Today illegal money laundering activities account for 2-5% of the global GDP, ranging between US$800 billion and US$2 trillion, according to the United Nations (UN). To fight the global battle against money-laundering, governments and regulatory bodies have been introducing increasingly stringent anti-money laundering (AML) regulations. According to a new forecast report from WealtInsight, global AML spending grew from US$3.6 billion in 2008 to US$5.3 billion in 2012, at a compound annual growth rate (CAGR) of 10.18%. This trend is set to continue to reach US$8.2 billion in 2017.

Recent developments in global AML regulation include the launch of new FATF money laundering recommendations in 2012; the Foreign Account Tax Compliance Act (FATCA) in the US; and proposals for the Fourth Money Laundering Directive by the European Commission (EC) in 2013. These initiatives are intended to strengthen the global AML regulatory environment and increase pressure on financial institutions to comply.

Failure to comply with these new standards could damage companies’ finances and reputations. A number of financial institutions such as UBS, HSBC, Axis Bank and HDFC were prosecuted by regulatory authorities after instances of money laundering activities were found.

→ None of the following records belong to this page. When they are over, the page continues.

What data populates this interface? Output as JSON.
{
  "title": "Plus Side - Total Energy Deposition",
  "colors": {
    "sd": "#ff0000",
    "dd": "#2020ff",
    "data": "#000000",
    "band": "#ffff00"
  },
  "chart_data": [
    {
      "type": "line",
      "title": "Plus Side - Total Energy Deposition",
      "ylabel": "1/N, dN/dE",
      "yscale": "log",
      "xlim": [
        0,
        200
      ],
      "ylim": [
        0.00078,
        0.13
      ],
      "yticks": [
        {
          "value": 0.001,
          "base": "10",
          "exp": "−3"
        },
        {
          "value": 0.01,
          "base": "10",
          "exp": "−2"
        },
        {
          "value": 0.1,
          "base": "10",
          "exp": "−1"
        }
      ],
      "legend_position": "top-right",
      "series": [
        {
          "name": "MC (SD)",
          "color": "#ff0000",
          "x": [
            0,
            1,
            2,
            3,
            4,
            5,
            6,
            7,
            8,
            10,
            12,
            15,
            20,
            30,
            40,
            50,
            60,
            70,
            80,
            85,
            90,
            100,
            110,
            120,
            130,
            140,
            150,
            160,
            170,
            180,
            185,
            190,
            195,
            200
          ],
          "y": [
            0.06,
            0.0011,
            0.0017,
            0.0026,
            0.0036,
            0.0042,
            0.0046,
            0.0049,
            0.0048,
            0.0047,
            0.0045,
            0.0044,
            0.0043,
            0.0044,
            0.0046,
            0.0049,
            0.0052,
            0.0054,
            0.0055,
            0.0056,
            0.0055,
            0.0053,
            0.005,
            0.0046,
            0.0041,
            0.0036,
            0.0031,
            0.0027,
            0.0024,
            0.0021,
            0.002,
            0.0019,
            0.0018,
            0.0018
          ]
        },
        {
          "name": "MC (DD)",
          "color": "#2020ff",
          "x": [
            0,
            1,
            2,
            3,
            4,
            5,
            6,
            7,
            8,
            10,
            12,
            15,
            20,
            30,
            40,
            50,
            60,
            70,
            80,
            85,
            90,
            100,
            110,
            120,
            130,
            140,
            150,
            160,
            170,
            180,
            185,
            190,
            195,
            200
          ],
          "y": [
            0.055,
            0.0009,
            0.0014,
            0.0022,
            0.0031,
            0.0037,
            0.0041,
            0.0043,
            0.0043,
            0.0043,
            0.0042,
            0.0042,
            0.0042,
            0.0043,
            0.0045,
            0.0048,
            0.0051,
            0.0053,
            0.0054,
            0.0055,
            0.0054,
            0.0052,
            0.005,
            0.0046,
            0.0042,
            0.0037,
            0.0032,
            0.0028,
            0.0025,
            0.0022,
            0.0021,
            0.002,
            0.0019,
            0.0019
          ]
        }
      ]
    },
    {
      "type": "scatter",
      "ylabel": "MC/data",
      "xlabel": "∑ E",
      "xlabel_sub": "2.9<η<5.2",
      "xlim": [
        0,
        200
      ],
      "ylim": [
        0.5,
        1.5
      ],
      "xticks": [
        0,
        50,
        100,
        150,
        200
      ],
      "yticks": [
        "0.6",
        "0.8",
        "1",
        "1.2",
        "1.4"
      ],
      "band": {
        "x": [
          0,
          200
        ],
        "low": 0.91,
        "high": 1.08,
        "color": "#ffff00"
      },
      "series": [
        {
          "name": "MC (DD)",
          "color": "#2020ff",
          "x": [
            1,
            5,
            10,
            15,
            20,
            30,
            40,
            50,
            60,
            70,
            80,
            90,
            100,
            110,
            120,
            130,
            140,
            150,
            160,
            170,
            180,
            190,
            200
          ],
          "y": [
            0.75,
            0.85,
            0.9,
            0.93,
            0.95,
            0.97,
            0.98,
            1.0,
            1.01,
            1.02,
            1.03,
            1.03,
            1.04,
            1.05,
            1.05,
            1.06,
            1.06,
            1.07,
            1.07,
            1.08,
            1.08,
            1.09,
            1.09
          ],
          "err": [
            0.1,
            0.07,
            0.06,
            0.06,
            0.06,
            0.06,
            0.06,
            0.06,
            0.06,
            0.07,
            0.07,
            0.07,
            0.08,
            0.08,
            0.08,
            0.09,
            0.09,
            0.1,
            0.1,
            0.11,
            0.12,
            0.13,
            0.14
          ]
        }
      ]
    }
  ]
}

As a result, WealthInsight predicts that spending on operational compliance (such as training employees, analysing customer data and reporting to authorities) is expected to grow from US$4.4 billion in 2013 to US$6.2 billion in 2017, at a CAGR of 8.89%. Technology spending is expected to grow from US$1.4 billion in 2013 to US$2.0 billion in 2017, at a CAGR of 8.78%.

While AML compliance in North America and Europe is highly developed, it is yet to reach these standards in a number of emerging economies in the Asia-Pacific, Middle East and Latin America. Many countries in these regions have formulated AML regulations in the past, but effective enforcement by local regulators has been the key challenge. However, governments and regulatory bodies in these nations have demonstrated their interest in bringing their AML compliance in line with international standards.